Cam Ward shone in net, as well, missing a shutout only because Tomas Fleischmann’s blind throw into the slot ticked off Pitkanen’s skates right into the goal in the second period. With 30 saves on this night, the netminder racked up career win no. 201 in just his seventh season in the league.
Ward was particularly good in the waning minutes of the second period, when the Panthers were trying to tie the game after having yielded the first two goals. Stumbling from one post to the other, he nonetheless sealed the post to stop a Fleischmann one-timer of a point shot that had caromed straight off the back boards. Then, on the next shift, Ward had to make that same move twice to foil bad-angle efforts from Scottie Upshall and Jerred Smithson, flashing great attention to detail in his footwork to preserve the Carolina lead.
It’s hard to hurl your body at the post like that. A lot can go wrong. Come up against the post too hard and you can bounce off it or lose your balance and leave a gap for the puck to get through. Or you could knock the net off and risk a penalty. But then if you scoot over too slowly, the shot could sneak through before you arrive. It’s not a desperation move but a precision one. Your skate has to be angled right or you leave a puck-sized gap along the ice. Smart shooters go for the goalie’s skates on purpose, hoping to deflect a puck in beneath his body. Your arm also has to be tight against your body or a puck could get between them. And your shoulder has to press into the bend of the goal pipe to take away a high shot. Ward went post to post to post like he was magnetically clicking onto it each time.

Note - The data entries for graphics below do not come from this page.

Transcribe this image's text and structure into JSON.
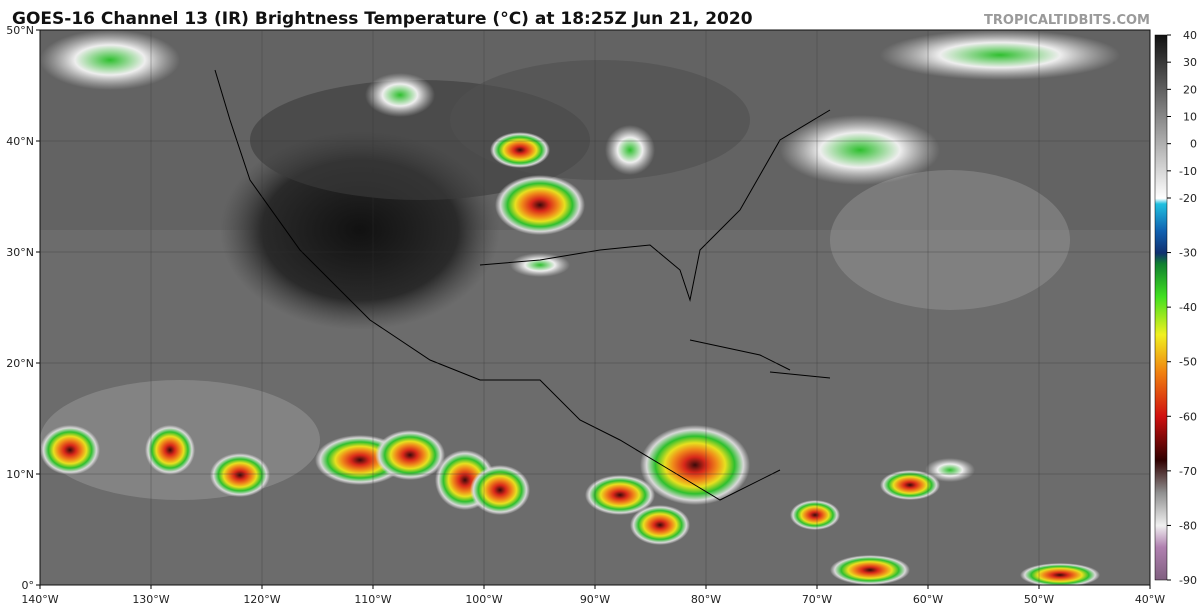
{
  "header": {
    "title": "GOES-16 Channel 13 (IR) Brightness Temperature (°C) at 18:25Z Jun 21, 2020",
    "credit": "TROPICALTIDBITS.COM"
  },
  "map": {
    "lat_ticks": [
      {
        "value": 50,
        "label": "50°N"
      },
      {
        "value": 40,
        "label": "40°N"
      },
      {
        "value": 30,
        "label": "30°N"
      },
      {
        "value": 20,
        "label": "20°N"
      },
      {
        "value": 10,
        "label": "10°N"
      },
      {
        "value": 0,
        "label": "0°"
      }
    ],
    "lon_ticks": [
      {
        "value": -140,
        "label": "140°W"
      },
      {
        "value": -130,
        "label": "130°W"
      },
      {
        "value": -120,
        "label": "120°W"
      },
      {
        "value": -110,
        "label": "110°W"
      },
      {
        "value": -100,
        "label": "100°W"
      },
      {
        "value": -90,
        "label": "90°W"
      },
      {
        "value": -80,
        "label": "80°W"
      },
      {
        "value": -70,
        "label": "70°W"
      },
      {
        "value": -60,
        "label": "60°W"
      },
      {
        "value": -50,
        "label": "50°W"
      },
      {
        "value": -40,
        "label": "40°W"
      }
    ]
  },
  "colorbar": {
    "ticks": [
      40,
      30,
      20,
      10,
      0,
      -10,
      -20,
      -30,
      -40,
      -50,
      -60,
      -70,
      -80,
      -90
    ]
  }
}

With the Canes playing like this, stringing together their longest winning streak of the season, it’s hard to avert one’s eyes from the standings or resist figuring out the playoff what-ifs. Fearing no jinx, Coach Kirk Muller talked directly about the playoff drive. “Right at the All-Star break we had a meeting. We said to the guys: ‘This is when the big boys come out to play. It’s where you really have to step up.’ Our guys have been doing that since then.”

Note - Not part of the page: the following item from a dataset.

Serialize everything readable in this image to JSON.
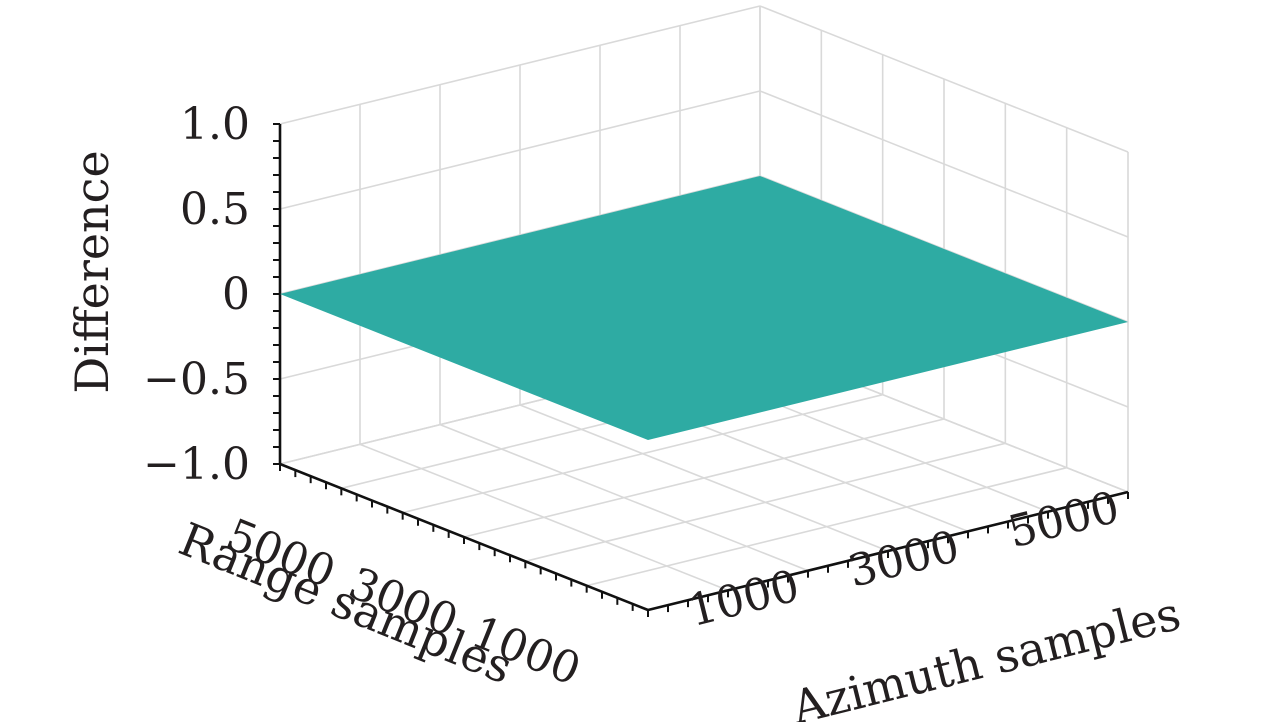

I guess that if the coach is talking about it, then maybe I can talk about it. Could this team somehow sneak into the playoffs? They’re doing their part, winning games. A three-game swing through Columbus, Detroit, and Toronto presents a challenge, coming next, but they’re playing their best hockey here when the stakes are highest. It’s about how they’re playing, not some jinx.
Still, I’m going to hard-boil some eggs.